Why did you start using biomodal’s six-base sequencing technology for your research?
We tested a lot of technologies with varying outcomes. Bisulfite sequencing is not applicable to our low input samples because the technique is harsh on the DNA. With enzymatic sequencing, we get methylation and hydroxymethylation signals in bulk, which eliminates valuable information.
If we wanted to study more than one epigenetic modification, we would have to split our material into different batches. This was not really an option due to our sample constraints, so we looked for a way to get as much genetic and epigenetic information as possible from low inputs. Also, we wanted to study epigenetics in the context of genetic variation. While analyzing the literature, we learned about biomodal’s exciting method that simultaneously provides DNA sequence information along with methylation and hydroxymethylation data in one workflow.

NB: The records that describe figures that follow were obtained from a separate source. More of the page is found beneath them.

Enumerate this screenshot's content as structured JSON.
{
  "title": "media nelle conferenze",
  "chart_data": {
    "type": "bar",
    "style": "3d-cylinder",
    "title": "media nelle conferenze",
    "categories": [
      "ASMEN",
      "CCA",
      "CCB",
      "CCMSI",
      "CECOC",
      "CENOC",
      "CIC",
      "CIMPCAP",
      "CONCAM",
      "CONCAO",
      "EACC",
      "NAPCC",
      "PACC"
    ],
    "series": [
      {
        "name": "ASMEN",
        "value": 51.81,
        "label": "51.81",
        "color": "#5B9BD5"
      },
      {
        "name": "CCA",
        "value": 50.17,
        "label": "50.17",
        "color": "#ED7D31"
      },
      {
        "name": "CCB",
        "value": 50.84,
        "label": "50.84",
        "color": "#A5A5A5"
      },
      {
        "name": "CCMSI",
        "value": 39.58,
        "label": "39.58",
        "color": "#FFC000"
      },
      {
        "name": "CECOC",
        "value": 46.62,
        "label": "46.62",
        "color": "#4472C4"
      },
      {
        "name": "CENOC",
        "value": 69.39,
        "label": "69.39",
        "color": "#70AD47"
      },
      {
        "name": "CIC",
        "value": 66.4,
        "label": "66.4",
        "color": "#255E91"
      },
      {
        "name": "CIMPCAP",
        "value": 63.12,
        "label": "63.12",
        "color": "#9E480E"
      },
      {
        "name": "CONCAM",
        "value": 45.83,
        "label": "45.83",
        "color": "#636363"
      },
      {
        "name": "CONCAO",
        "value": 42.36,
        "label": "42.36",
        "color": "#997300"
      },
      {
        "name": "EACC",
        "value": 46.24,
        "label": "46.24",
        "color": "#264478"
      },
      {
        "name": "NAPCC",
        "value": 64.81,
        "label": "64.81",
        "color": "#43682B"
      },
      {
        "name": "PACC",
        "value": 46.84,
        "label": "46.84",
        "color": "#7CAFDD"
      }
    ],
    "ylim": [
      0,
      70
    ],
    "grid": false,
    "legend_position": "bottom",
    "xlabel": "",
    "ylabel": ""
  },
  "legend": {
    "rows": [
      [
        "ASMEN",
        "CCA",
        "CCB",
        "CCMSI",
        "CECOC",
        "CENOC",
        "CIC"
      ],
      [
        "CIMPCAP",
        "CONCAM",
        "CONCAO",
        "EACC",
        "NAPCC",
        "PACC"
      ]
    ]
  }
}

What results have you obtained so far with the six-base sequencing method?
The premise of our current study is to find an epigenetic mark specific for neurons or glial cells that can act as a biomarker. We know from our previous research looking at neuronal nuclei from postmortem tissues that hydroxymethylation is really important in MS.1 When these cells are dying, such as in MS, their debris shed into the bloodstream and CSF. We started analyzing CSF because it is close to the brain. There is an extremely low amount of DNA in that fluid, but at the same time the samples are less complex, as there are no other organs releasing their DNA into the CSF as they would into the blood. However, it would be ideal to have a blood biomarker for monitoring disease, so we are also translating our study to blood plasma or serum.
Recently, we have identified the presence of neuronal DNA and hydroxymethylation in low input CSF samples. Next, we will locate epigenomic regions that have the most useful information for our application in MS. Our preliminary results using biomodal’s technology look very interesting and promising, not only because of the technology itself but also due to our collaboration with the biomodal team, who address our analytical questions and help us refine our model.
What is on the horizon for this collaboration with biomodal?
Once we have a signature that is discriminatory, we will consider a targeted approach using the biomodal technology to sequence only those loci that are really informative.
Studying downstream mechanisms of genetic variants without considering the epigenetic layer is an oversimplified approach. It will be groundbreaking if we can learn more about the underlying biology of multiple sclerosis as well as identify potential biomarkers from CSF using this technology.
This interview has been condensed and edited for clarity.
References
1. Kular L, et al. Neuronal methylome reveals CREB-associated neuro-axonal impairment in multiple sclerosis. Clin Epigenetics. 2019;11(1):86.